Why I Think of a Magic Trick as I Reflect on My Father’s Suicide
When I was little, my father had a magic trick. He would light a cotton ball on fire and put it in his mouth to extinguish the flame. It never failed to impress.
Then one day, an actor who was famous at the time for his role in “The Life and Times of Grizzly Adams” had an accident. A flaming drink set fire to his beard, and he was hospitalized with severe burns. News of that accident caused my father, who also had a beard and mustache, to stop performing his magic trick. It turns out that trying to swallow fire could be far more dangerous than he believed.

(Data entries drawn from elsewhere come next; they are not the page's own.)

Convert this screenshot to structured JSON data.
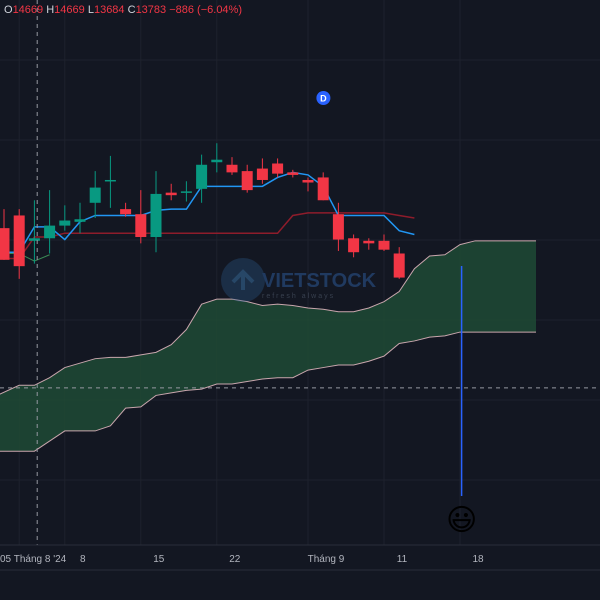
{
  "ohlc": {
    "o_label": "O",
    "o_value": "14669",
    "h_label": "H",
    "h_value": "14669",
    "l_label": "L",
    "l_value": "13684",
    "c_label": "C",
    "c_value": "13783",
    "change": "−886 (−6.04%)"
  },
  "colors": {
    "background": "#131722",
    "up": "#089981",
    "down": "#f23645",
    "tenkan": "#2196f3",
    "kijun": "#8e1c2b",
    "cloud_fill": "#1e4a35",
    "span_line": "#c9a6ad",
    "marker": "#2962ff"
  },
  "watermark": {
    "brand": "VIETSTOCK",
    "tagline": "refresh always"
  },
  "marker_badge": "D",
  "chart_data": {
    "type": "candlestick",
    "title": "",
    "xlabel": "",
    "ylabel": "",
    "ylim": [
      12000,
      16300
    ],
    "grid": true,
    "x_ticks": [
      {
        "label": "05 Tháng 8 '24",
        "index": 1
      },
      {
        "label": "8",
        "index": 4
      },
      {
        "label": "15",
        "index": 9
      },
      {
        "label": "22",
        "index": 14
      },
      {
        "label": "Tháng 9",
        "index": 20
      },
      {
        "label": "11",
        "index": 25
      },
      {
        "label": "18",
        "index": 30
      }
    ],
    "crosshair_x_index": 1,
    "crosshair_price": 13240,
    "candles": [
      {
        "i": 0,
        "o": 14500,
        "h": 14650,
        "l": 14250,
        "c": 14250
      },
      {
        "i": 1,
        "o": 14600,
        "h": 14650,
        "l": 14100,
        "c": 14200
      },
      {
        "i": 2,
        "o": 14400,
        "h": 14720,
        "l": 14220,
        "c": 14420
      },
      {
        "i": 3,
        "o": 14420,
        "h": 14800,
        "l": 14300,
        "c": 14520
      },
      {
        "i": 4,
        "o": 14520,
        "h": 14680,
        "l": 14480,
        "c": 14560
      },
      {
        "i": 5,
        "o": 14550,
        "h": 14700,
        "l": 14460,
        "c": 14570
      },
      {
        "i": 6,
        "o": 14700,
        "h": 14950,
        "l": 14580,
        "c": 14820
      },
      {
        "i": 7,
        "o": 14880,
        "h": 15070,
        "l": 14660,
        "c": 14880
      },
      {
        "i": 8,
        "o": 14650,
        "h": 14700,
        "l": 14590,
        "c": 14610
      },
      {
        "i": 9,
        "o": 14610,
        "h": 14800,
        "l": 14380,
        "c": 14430
      },
      {
        "i": 10,
        "o": 14430,
        "h": 14950,
        "l": 14310,
        "c": 14770
      },
      {
        "i": 11,
        "o": 14780,
        "h": 14850,
        "l": 14720,
        "c": 14760
      },
      {
        "i": 12,
        "o": 14790,
        "h": 14870,
        "l": 14710,
        "c": 14790
      },
      {
        "i": 13,
        "o": 14810,
        "h": 15080,
        "l": 14700,
        "c": 15000
      },
      {
        "i": 14,
        "o": 15020,
        "h": 15170,
        "l": 14940,
        "c": 15040
      },
      {
        "i": 15,
        "o": 15000,
        "h": 15060,
        "l": 14920,
        "c": 14940
      },
      {
        "i": 16,
        "o": 14950,
        "h": 15000,
        "l": 14780,
        "c": 14800
      },
      {
        "i": 17,
        "o": 14970,
        "h": 15050,
        "l": 14850,
        "c": 14880
      },
      {
        "i": 18,
        "o": 15010,
        "h": 15050,
        "l": 14900,
        "c": 14930
      },
      {
        "i": 19,
        "o": 14940,
        "h": 14960,
        "l": 14900,
        "c": 14920
      },
      {
        "i": 20,
        "o": 14880,
        "h": 14900,
        "l": 14790,
        "c": 14860
      },
      {
        "i": 21,
        "o": 14900,
        "h": 14940,
        "l": 14720,
        "c": 14720
      },
      {
        "i": 22,
        "o": 14610,
        "h": 14700,
        "l": 14320,
        "c": 14410
      },
      {
        "i": 23,
        "o": 14420,
        "h": 14450,
        "l": 14270,
        "c": 14310
      },
      {
        "i": 24,
        "o": 14400,
        "h": 14420,
        "l": 14330,
        "c": 14380
      },
      {
        "i": 25,
        "o": 14400,
        "h": 14450,
        "l": 14320,
        "c": 14330
      },
      {
        "i": 26,
        "o": 14300,
        "h": 14350,
        "l": 14100,
        "c": 14110
      }
    ],
    "tenkan_sen": [
      [
        0,
        14310
      ],
      [
        1,
        14310
      ],
      [
        2,
        14510
      ],
      [
        3,
        14510
      ],
      [
        4,
        14410
      ],
      [
        5,
        14550
      ],
      [
        6,
        14600
      ],
      [
        7,
        14600
      ],
      [
        8,
        14600
      ],
      [
        9,
        14600
      ],
      [
        10,
        14640
      ],
      [
        11,
        14650
      ],
      [
        12,
        14650
      ],
      [
        13,
        14830
      ],
      [
        14,
        14830
      ],
      [
        15,
        14830
      ],
      [
        16,
        14830
      ],
      [
        17,
        14830
      ],
      [
        18,
        14900
      ],
      [
        19,
        14940
      ],
      [
        20,
        14920
      ],
      [
        21,
        14830
      ],
      [
        22,
        14600
      ],
      [
        23,
        14600
      ],
      [
        24,
        14600
      ],
      [
        25,
        14600
      ],
      [
        26,
        14480
      ],
      [
        27,
        14450
      ]
    ],
    "kijun_sen": [
      [
        0,
        14260
      ],
      [
        1,
        14260
      ],
      [
        2,
        14430
      ],
      [
        3,
        14430
      ],
      [
        4,
        14460
      ],
      [
        5,
        14460
      ],
      [
        6,
        14460
      ],
      [
        7,
        14460
      ],
      [
        8,
        14460
      ],
      [
        9,
        14460
      ],
      [
        10,
        14460
      ],
      [
        11,
        14460
      ],
      [
        12,
        14460
      ],
      [
        13,
        14460
      ],
      [
        14,
        14460
      ],
      [
        15,
        14460
      ],
      [
        16,
        14460
      ],
      [
        17,
        14460
      ],
      [
        18,
        14460
      ],
      [
        19,
        14600
      ],
      [
        20,
        14620
      ],
      [
        21,
        14620
      ],
      [
        22,
        14620
      ],
      [
        23,
        14620
      ],
      [
        24,
        14620
      ],
      [
        25,
        14620
      ],
      [
        26,
        14600
      ],
      [
        27,
        14580
      ]
    ],
    "chikou_span": [
      [
        0,
        14300
      ],
      [
        1,
        14300
      ],
      [
        2,
        14240
      ],
      [
        3,
        14290
      ]
    ],
    "senkou_span_a": [
      [
        -1,
        13150
      ],
      [
        1,
        13260
      ],
      [
        2,
        13260
      ],
      [
        3,
        13320
      ],
      [
        4,
        13400
      ],
      [
        6,
        13470
      ],
      [
        7,
        13480
      ],
      [
        8,
        13480
      ],
      [
        9,
        13500
      ],
      [
        10,
        13520
      ],
      [
        11,
        13580
      ],
      [
        12,
        13700
      ],
      [
        13,
        13900
      ],
      [
        14,
        13940
      ],
      [
        15,
        13940
      ],
      [
        16,
        13920
      ],
      [
        17,
        13890
      ],
      [
        18,
        13900
      ],
      [
        19,
        13890
      ],
      [
        20,
        13870
      ],
      [
        21,
        13860
      ],
      [
        22,
        13840
      ],
      [
        23,
        13840
      ],
      [
        24,
        13870
      ],
      [
        25,
        13920
      ],
      [
        26,
        14000
      ],
      [
        27,
        14180
      ],
      [
        28,
        14280
      ],
      [
        29,
        14290
      ],
      [
        30,
        14370
      ],
      [
        31,
        14400
      ],
      [
        33,
        14400
      ],
      [
        35,
        14400
      ]
    ],
    "senkou_span_b": [
      [
        -1,
        12740
      ],
      [
        1,
        12740
      ],
      [
        2,
        12740
      ],
      [
        3,
        12820
      ],
      [
        4,
        12900
      ],
      [
        6,
        12900
      ],
      [
        7,
        12940
      ],
      [
        8,
        13080
      ],
      [
        9,
        13090
      ],
      [
        10,
        13180
      ],
      [
        11,
        13200
      ],
      [
        12,
        13220
      ],
      [
        13,
        13230
      ],
      [
        14,
        13270
      ],
      [
        15,
        13270
      ],
      [
        16,
        13290
      ],
      [
        17,
        13310
      ],
      [
        18,
        13320
      ],
      [
        19,
        13320
      ],
      [
        20,
        13380
      ],
      [
        21,
        13400
      ],
      [
        22,
        13420
      ],
      [
        23,
        13420
      ],
      [
        24,
        13450
      ],
      [
        25,
        13490
      ],
      [
        26,
        13590
      ],
      [
        27,
        13610
      ],
      [
        28,
        13640
      ],
      [
        29,
        13650
      ],
      [
        30,
        13680
      ],
      [
        31,
        13680
      ],
      [
        33,
        13680
      ],
      [
        35,
        13680
      ]
    ],
    "marker_d_index": 22,
    "emoji_marker_index": 28,
    "emoji": "😃"
  }
}
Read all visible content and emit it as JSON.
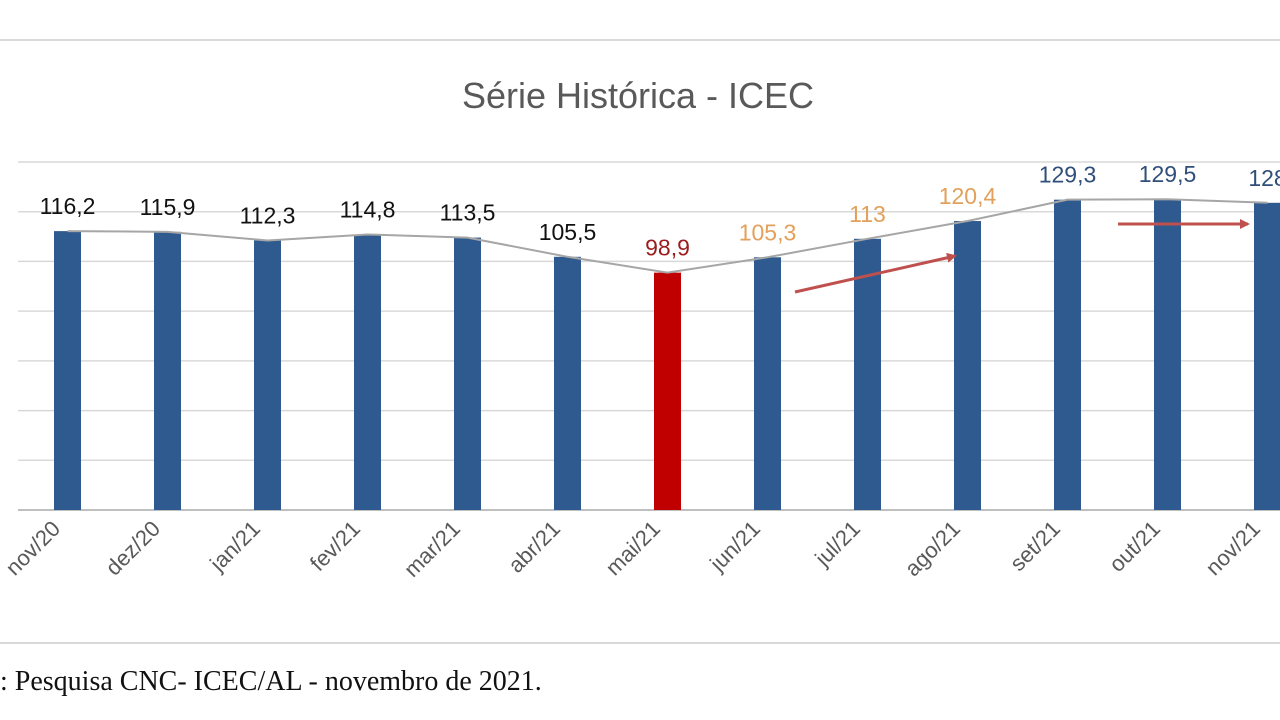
{
  "chart_data": {
    "type": "bar",
    "title": "Série Histórica - ICEC",
    "categories": [
      "nov/20",
      "dez/20",
      "jan/21",
      "fev/21",
      "mar/21",
      "abr/21",
      "mai/21",
      "jun/21",
      "jul/21",
      "ago/21",
      "set/21",
      "out/21",
      "nov/21"
    ],
    "values": [
      116.2,
      115.9,
      112.3,
      114.8,
      113.5,
      105.5,
      98.9,
      105.3,
      113,
      120.4,
      129.3,
      129.5,
      128
    ],
    "data_labels": [
      "116,2",
      "115,9",
      "112,3",
      "114,8",
      "113,5",
      "105,5",
      "98,9",
      "105,3",
      "113",
      "120,4",
      "129,3",
      "129,5",
      "128"
    ],
    "bar_colors": [
      "#2f5a8f",
      "#2f5a8f",
      "#2f5a8f",
      "#2f5a8f",
      "#2f5a8f",
      "#2f5a8f",
      "#c00000",
      "#2f5a8f",
      "#2f5a8f",
      "#2f5a8f",
      "#2f5a8f",
      "#2f5a8f",
      "#2f5a8f"
    ],
    "label_colors": [
      "#111111",
      "#111111",
      "#111111",
      "#111111",
      "#111111",
      "#111111",
      "#9b1c1c",
      "#e2a05a",
      "#e2a05a",
      "#e2a05a",
      "#2f4f7a",
      "#2f4f7a",
      "#2f4f7a"
    ],
    "trend_line": true,
    "trend_line_color": "#a6a6a6",
    "ylim": [
      0,
      145
    ],
    "grid": true,
    "xlabel": "",
    "ylabel": "",
    "arrow_color": "#c0504d"
  },
  "source_text": ": Pesquisa CNC- ICEC/AL - novembro de 2021."
}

I think of that trick often these days as I reflect on my father’s suicide. Depression is the flame not extinguished when swallowed. Rather, it grows and festers in the darkness. And in time, it was the depression that consumed my father. Like a sweeping brushfire, its power was overwhelming, and it progressed too fast to be put out. Anxiety, an added accelerant, fanned the flames, further and higher. A wildfire bent on destruction of spirit and soul. Still, he kept the full truth of it contained.
No, depression is not meant to be swallowed. It needs to be exposed to the light. Because left to smolder on the inside, its flame will smother the embers of hope and ignite despair.
Once upon a time my father knew that swallowing fire could be dangerous. Until one day, it was the fire that devoured him. And we who loved him most are left standing in the ashes.